Human red-teamers encode their methodologies into formats that AI systems can understand and execute since they have years of experience performing penetration tests, understanding attacker behavior and developing specialized tools, Pena said. The team documents attack methodologies, tools and decision-making processes, Pena said, including the reasoning behind specific actions.
“A frontier model out of the box, if you tell it, ‘Hey, go hack this thing,” it may just not work,” Pena said. “It has to have fine tuning, it has to have methodology. It has to have tools available to it that allow it to actually execute on things. And so red-teamers provide a lot of that value.”
Human pen testing teams naturally prioritize the path of least resistance, meaning once an attacker finds one viable route into a system, the engagement often ends and many other potential attack paths stay unexplored, he said. Instead of performing a single test each year, AI-driven systems can evaluate systems continuously and explore far more attack paths than human teams alone could manage.
“I’ve been doing this my whole career, assessing security networks across one enterprise,” Pena said. “We’re almost always successful.

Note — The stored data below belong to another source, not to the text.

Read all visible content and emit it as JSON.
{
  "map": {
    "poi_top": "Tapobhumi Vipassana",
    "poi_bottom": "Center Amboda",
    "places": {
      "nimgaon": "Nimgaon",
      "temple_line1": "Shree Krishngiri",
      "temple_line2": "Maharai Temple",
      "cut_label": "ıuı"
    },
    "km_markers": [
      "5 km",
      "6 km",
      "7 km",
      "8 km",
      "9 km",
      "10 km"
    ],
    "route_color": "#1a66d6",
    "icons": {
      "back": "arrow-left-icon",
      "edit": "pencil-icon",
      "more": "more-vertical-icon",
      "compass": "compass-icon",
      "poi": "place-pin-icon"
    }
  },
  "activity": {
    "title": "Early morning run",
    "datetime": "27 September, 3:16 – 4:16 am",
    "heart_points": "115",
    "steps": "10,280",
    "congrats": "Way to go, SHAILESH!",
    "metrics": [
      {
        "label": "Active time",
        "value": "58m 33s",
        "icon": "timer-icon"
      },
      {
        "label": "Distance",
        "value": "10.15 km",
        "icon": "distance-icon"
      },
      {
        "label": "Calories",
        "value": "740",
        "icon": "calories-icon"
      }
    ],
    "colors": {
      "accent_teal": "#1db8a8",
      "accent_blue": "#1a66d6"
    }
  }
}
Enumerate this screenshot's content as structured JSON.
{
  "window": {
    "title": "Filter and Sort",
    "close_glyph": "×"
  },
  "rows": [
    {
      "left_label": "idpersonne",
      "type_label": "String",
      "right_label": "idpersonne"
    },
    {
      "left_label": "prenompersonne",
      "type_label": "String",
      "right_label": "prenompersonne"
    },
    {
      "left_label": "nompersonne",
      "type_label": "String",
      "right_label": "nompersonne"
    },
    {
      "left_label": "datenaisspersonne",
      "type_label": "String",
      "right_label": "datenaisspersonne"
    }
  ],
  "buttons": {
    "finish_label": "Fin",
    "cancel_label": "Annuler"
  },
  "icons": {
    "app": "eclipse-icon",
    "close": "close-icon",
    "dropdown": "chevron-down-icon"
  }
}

And the reason why is just because it’s always been human-led. We do it once a year, we take the path of least resistance. We accomplish that mission. Give them a report, we walk away.”

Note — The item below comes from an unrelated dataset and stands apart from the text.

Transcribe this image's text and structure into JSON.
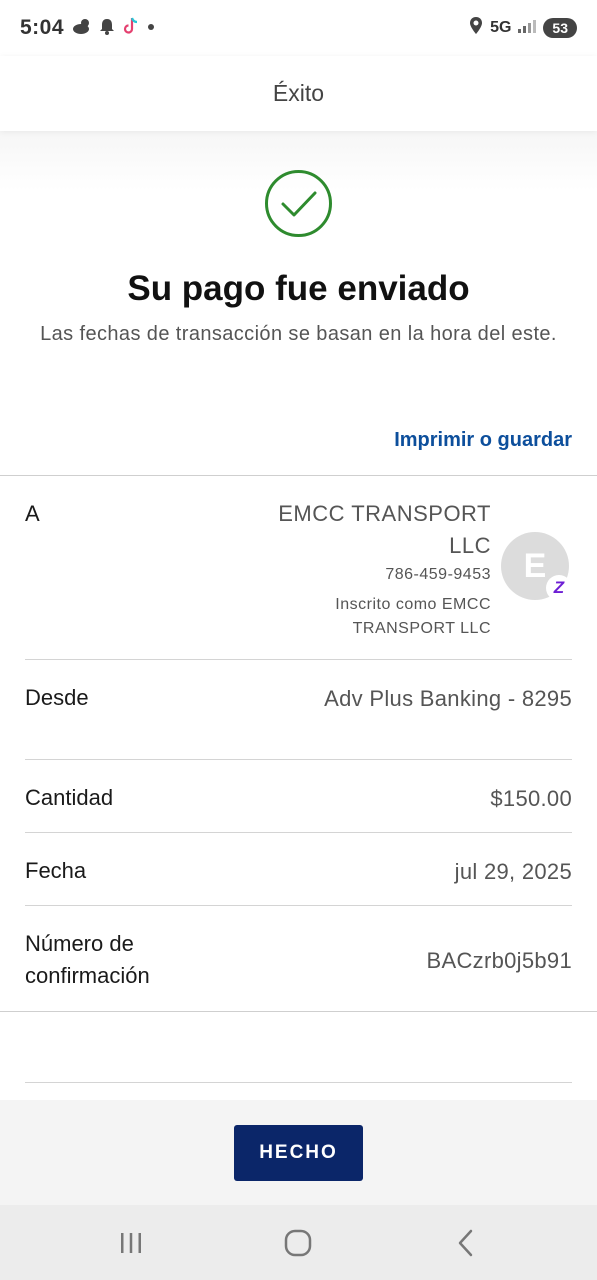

How Armadin Plans to Address Vulnerability Remediation
In the future, AI agents will continuously run attacks, identify vulnerabilities and analyze attack paths, with human experts reviewing AI findings, validating complex attack chains and looking for novel techniques that the system has not yet discovered. When humans identify new attack strategies, these techniques can be added to the AI system’s playbook, making the AI progressively more capable.
“I don’t see the point in doing a human-led assessment anymore unless it’s extremely bespoke because AI is just able to do it much quicker with precision, and it’s able to scale this in a significant way,” Pena said. “You don’t have enough coverage with humans. You have to do it with AI agents.”

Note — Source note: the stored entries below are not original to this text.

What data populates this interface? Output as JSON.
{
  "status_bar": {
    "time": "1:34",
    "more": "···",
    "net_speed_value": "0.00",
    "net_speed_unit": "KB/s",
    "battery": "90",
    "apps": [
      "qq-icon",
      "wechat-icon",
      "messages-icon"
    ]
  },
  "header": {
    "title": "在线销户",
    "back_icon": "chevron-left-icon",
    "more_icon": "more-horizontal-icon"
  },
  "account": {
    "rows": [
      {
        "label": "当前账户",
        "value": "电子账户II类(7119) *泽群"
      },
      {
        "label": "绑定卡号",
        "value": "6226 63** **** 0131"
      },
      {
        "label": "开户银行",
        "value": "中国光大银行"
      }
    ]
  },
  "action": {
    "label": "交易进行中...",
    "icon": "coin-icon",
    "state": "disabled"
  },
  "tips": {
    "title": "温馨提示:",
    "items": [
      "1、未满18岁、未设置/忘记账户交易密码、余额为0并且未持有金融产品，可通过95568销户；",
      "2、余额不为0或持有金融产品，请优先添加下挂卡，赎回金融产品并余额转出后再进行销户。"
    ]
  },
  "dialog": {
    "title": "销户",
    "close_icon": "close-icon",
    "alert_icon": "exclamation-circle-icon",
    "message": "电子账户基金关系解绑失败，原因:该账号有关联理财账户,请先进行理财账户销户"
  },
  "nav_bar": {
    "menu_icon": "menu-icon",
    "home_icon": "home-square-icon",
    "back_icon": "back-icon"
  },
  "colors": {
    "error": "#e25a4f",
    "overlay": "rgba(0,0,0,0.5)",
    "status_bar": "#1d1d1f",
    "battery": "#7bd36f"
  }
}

Armadin aims to solve remediation bottlenecks by analyzing attack paths and spotting the vulnerabilities that have the greatest business impact, with the platform prioritizing remediation based on which issues would eliminate entire attack chains. AI may eventually do automated remediation, but automatically resetting accounts, modifying configurations, or reimaging systems could disrupt business operations.
“We want to be able to give you a path forward, we want to be able to really help you enhance your security posture,” Pena said. “We want to be able to help you fix them. And so the platform will provide you tactical recommit recommendations and strategic recommendations to enhance your security posture and, more importantly, remediate those findings.”
By orchestrating multiple attacks across an entire attack life cycle, AI agents can quickly test whether detection systems successfully identify malicious behavior, Pena said. If a defensive system fails to detect a specific attack technique, AI could generate detection rules that can be integrated into SIEM or EDR platforms. This relies on structured schemas and technical documentation, which AI models handle well.
“With each of our evaluations, we have the human operator do it, we have my team do it manually, and then we have the AI do it, and we compare,” Pena said. “We want to see how much of a force multiplier AI is. Is it able to do it 80% faster, for example, than the way we were able to do it when we did manually?”